Pour son premier film en temps que réalisatrice, Malou Leth Reymann s'inspire de sa propre histoire personnelle, celle d’une jeune fille qui grandit auprès d’un père transgenre. Elle explique : "En sortant de l’école de cinéma (la National Film and TV School au Royaume-Uni), je travaillais sur un tout autre projet de film, avec un autre sujet, mais dont l’écriture s’est révélée assez laborieuse. Après quelques mois de travail, j’ai réalisé que c’est en m’inspirant de ma propre histoire que je réussirai à m’engager pleinement dans mon premier film. Dès l’instant où j’ai assumé cette voie, l’écriture est devenue fluide, et j’ai pu y consacrer toute mon énergie."

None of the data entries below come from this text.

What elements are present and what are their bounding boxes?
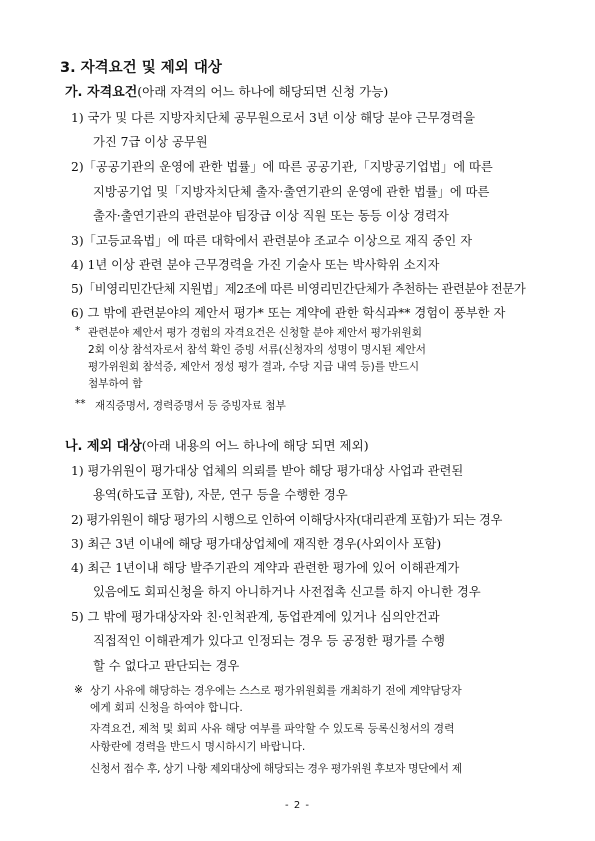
qualification-item-2-cont2: 출자·출연기관의 관련분야 팀장급 이상 직원 또는 동등 이상 경력자 [93,209,449,223]
qualification-item-2-cont: 지방공기업 및「지방자치단체 출자·출연기관의 운영에 관한 법률」에 따른 [93,185,490,199]
exclusion-item-1: 1) 평가위원이 평가대상 업체의 의뢰를 받아 해당 평가대상 사업과 관련된 [71,464,464,478]
exclusion-item-1-cont: 용역(하도급 포함), 자문, 연구 등을 수행한 경우 [93,488,348,502]
exclusion-item-3: 3) 최근 3년 이내에 해당 평가대상업체에 재직한 경우(사외이사 포함) [71,537,442,551]
notice-line: 신청서 접수 후, 상기 나항 제외대상에 해당되는 경우 평가위원 후보자 명단에서 제 [90,762,462,775]
qualification-item-5: 5)「비영리민간단체 지원법」제2조에 따른 비영리민간단체가 추천하는 관련분야 전문가 [71,282,526,296]
qualification-heading-note: (아래 자격의 어느 하나에 해당되면 신청 가능) [137,84,389,99]
footnote2-marker: ** [75,398,86,410]
qualification-heading [65,81,388,100]
section-title: 3. 자격요건 및 제외 대상 [60,60,222,76]
exclusion-item-5-cont2: 할 수 없다고 판단되는 경우 [93,659,240,673]
qualification-item-1-cont: 가진 7급 이상 공무원 [93,135,208,149]
exclusion-item-2: 2) 평가위원이 해당 평가의 시행으로 인하여 이해당사자(대리관계 포함)가 되는 경우 [71,513,502,527]
footnote-marker: * [75,325,81,337]
notice-line: 에게 회피 신청을 하여야 합니다. [90,701,243,714]
exclusion-item-4: 4) 최근 1년이내 해당 발주기관의 계약과 관련한 평가에 있어 이해관계가 [71,561,460,575]
exclusion-item-5: 5) 그 밖에 평가대상자와 친·인척관계, 동업관계에 있거나 심의안건과 [71,610,440,624]
footnote-line: 평가위원회 참석증, 제안서 정성 평가 결과, 수당 지급 내역 등)를 반드시 [88,361,420,373]
exclusion-heading-label: 나. 제외 대상 [65,439,142,454]
notice-line: 사항란에 경력을 반드시 명시하시기 바랍니다. [90,740,306,753]
page-number: - 2 - [285,800,310,811]
qualification-item-4: 4) 1년 이상 관련 분야 근무경력을 가진 기술사 또는 박사학위 소지자 [71,258,440,272]
qualification-item-1: 1) 국가 및 다른 지방자치단체 공무원으로서 3년 이상 해당 분야 근무경력을 [71,111,476,125]
qualification-item-2: 2)「공공기관의 운영에 관한 법률」에 따른 공공기관,「지방공기업법」에 따른 [71,160,493,174]
footnote2-text: 재직증명서, 경력증명서 등 증빙자료 첨부 [95,400,286,412]
notice-marker: ※ [74,683,84,696]
footnote-line: 관련분야 제안서 평가 경험의 자격요건은 신청할 분야 제안서 평가위원회 [88,327,422,339]
footnote-line: 첨부하여 함 [88,378,143,390]
exclusion-item-4-cont: 있음에도 회피신청을 하지 아니하거나 사전접촉 신고를 하지 아니한 경우 [93,585,481,599]
exclusion-item-5-cont: 직접적인 이해관계가 있다고 인정되는 경우 등 공정한 평가를 수행 [93,634,445,648]
qualification-item-3: 3)「고등교육법」에 따른 대학에서 관련분야 조교수 이상으로 재직 중인 자 [71,234,473,248]
qualification-heading-label: 가. 자격요건 [65,85,138,100]
exclusion-heading-note: (아래 내용의 어느 하나에 해당 되면 제외) [141,438,369,453]
notice-line: 자격요건, 제척 및 회피 사유 해당 여부를 파악할 수 있도록 등록신청서의 경력 [90,722,455,735]
footnote-line: 2회 이상 참석자로서 참석 확인 증빙 서류(신청자의 성명이 명시된 제안서 [88,344,426,356]
notice-line: 상기 사유에 해당하는 경우에는 스스로 평가위원회를 개최하기 전에 계약담당자 [90,684,462,697]
exclusion-heading [65,435,369,454]
qualification-item-6: 6) 그 밖에 관련분야의 제안서 평가* 또는 계약에 관한 학식과** 경험이 풍부한 자 [71,306,506,320]
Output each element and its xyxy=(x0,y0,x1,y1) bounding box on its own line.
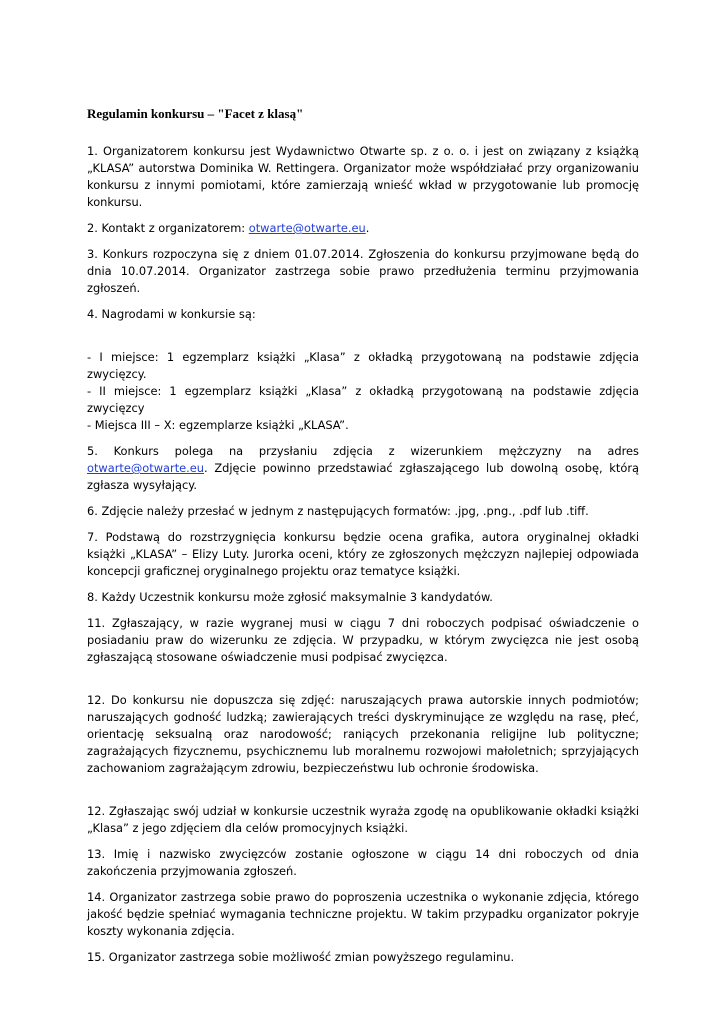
submission-email-link[interactable]: otwarte@otwarte.eu xyxy=(87,461,205,475)
paragraph-7-judging: 7. Podstawą do rozstrzygnięcia konkursu będzie ocena grafika, autora oryginalnej okładki książki „KLASA” – Elizy Luty. Jurorka oceni, który ze zgłoszonych mężczyzn najlepiej odpowiada koncepcji graficznej oryginalnego projektu oraz tematyce książki. xyxy=(87,530,639,578)
prize-item-1: - I miejsce: 1 egzemplarz książki „Klasa” z okładką przygotowaną na podstawie zdjęcia zwycięzcy. xyxy=(87,350,639,381)
contact-text-end: . xyxy=(365,221,370,235)
paragraph-4-prizes-heading: 4. Nagrodami w konkursie są: xyxy=(87,307,256,321)
paragraph-14-retake: 14. Organizator zastrzega sobie prawo do poproszenia uczestnika o wykonanie zdjęcia, którego jakość będzie spełniać wymagania techniczne projektu. W takim przypadku organizator pokryje koszty wykonania zdjęcia. xyxy=(87,890,639,938)
contact-email-link[interactable]: otwarte@otwarte.eu xyxy=(248,221,366,235)
paragraph-12-excluded-photos: 12. Do konkursu nie dopuszcza się zdjęć: naruszających prawa autorskie innych podmiotów; naruszających godność ludzką; zawierających treści dyskryminujące ze względu na rasę, płeć, orientację seksualną oraz narodowość; raniących przekonania religijne lub polityczne; zagrażających fizycznemu, psychicznemu lub moralnemu rozwojowi małoletnich; sprzyjających zachowaniom zagrażającym zdrowiu, bezpieczeństwu lub ochronie środowiska. xyxy=(87,693,639,775)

Depuis quelques années, il y a de plus en plus d’histoires racontées au cinéma ou à la télévision autour de la transsexualité. Malou Leth Reymann précise : "Il y a cinq ans, lorsque je racontais à des gens l’histoire de mon père, c’était perçu comme quelque chose de très étrange et inhabituel. Aujourd’hui il m’arrive plus souvent d’entendre : « Mon ami a entamé sa transition. » C’est fou comme les choses ont évolué rapidement. Cette évolution a accompagné le processus d’écriture du film, et l’a aussi rendue plus simple vis-à-vis de ma famille. J’avais de toute façon décidé de m’affranchir de leur regard pour faire ce film, mais savoir que le contexte pour aborder le sujet s’était amélioré, et le dialogue ouvert, m’a largement aidé."
Malou Leth Reymann n'a pas envisagé de prendre un acteur transgenre pour interpréter le rôle de Thomas / Agnete. La réalisatrice voulait, au contraire, trouver un quelqu'un qui soit capable de jouer autant un homme qu’une femme. Elle confie :
"Quelqu’un qui ait une physionomie particulière, et qui puisse passer d’un corps d’homme à l’expression de sa féminité. Dans les carnets de note de mon père de ces années-là dont je me suis inspirée lors de l’écriture du scénario, la perception de son corps était la question centrale, et l’origine de tous ses doutes. Elle se sentait mal quand elle se rendait compte que son corps était plus large que celui d’une femme, qu’elle ne trouvait pas les bonnes chaussures, etc. C’était important de montrer Mikkel dans cet inconfort. Trouver quelqu’un qui puisse jouer et vivre en même temps sa transition était impossible."
Malou Leth Reymann a commencé sa carrière dans le cinéma très jeune, en tant qu’actrice. Elle a notamment été nommée aux Danish Critics Awards et aux Danish Academy Awards pour son rôle dans le film Hush Little Baby (2009). Après un Master de littérature à l’Université de Copenhague, Malou se consacre au cinéma et part étudier la réalisation en Angleterre, à la National Film and TV School. Elle réalise de nombreux courts métrages sélectionnés en Festival, et remporte notamment le Prix du Meilleur Film au Festival d’Odense, en 2011. A Perfect Family est son premier long métrage.
Malgré la gravité globale de ce que vivent les personnages, A Perfect Family est traversé de situations comiques ou décalées. Malou Leth Reymann voulait ainsi faire un film où l’on peut à la fois rire et pleurer : "Il y a un aspect tragique, bien sûr, mais aussi humoristique. C’était la meilleure façon d’aborder cette histoire, car c’est celle de mon père ! Dans chaque situation, même la plus douloureuse, il y a toujours un moyen de la faire paraître plus légère. Jill Soloway avait aussi cette approche dans sa série Transparent. Je suppose qu’une fois de plus, cela a un rapport avec l’amour. Si vous aimez vos personnages, s’ils sont dépeints avec bienveillance, alors vous pouvez vous moquer d’eux ! Nous avons fait quelques projections test pendant lesquelles certains spectateurs étaient choqués que d’autres rient à certaines scènes."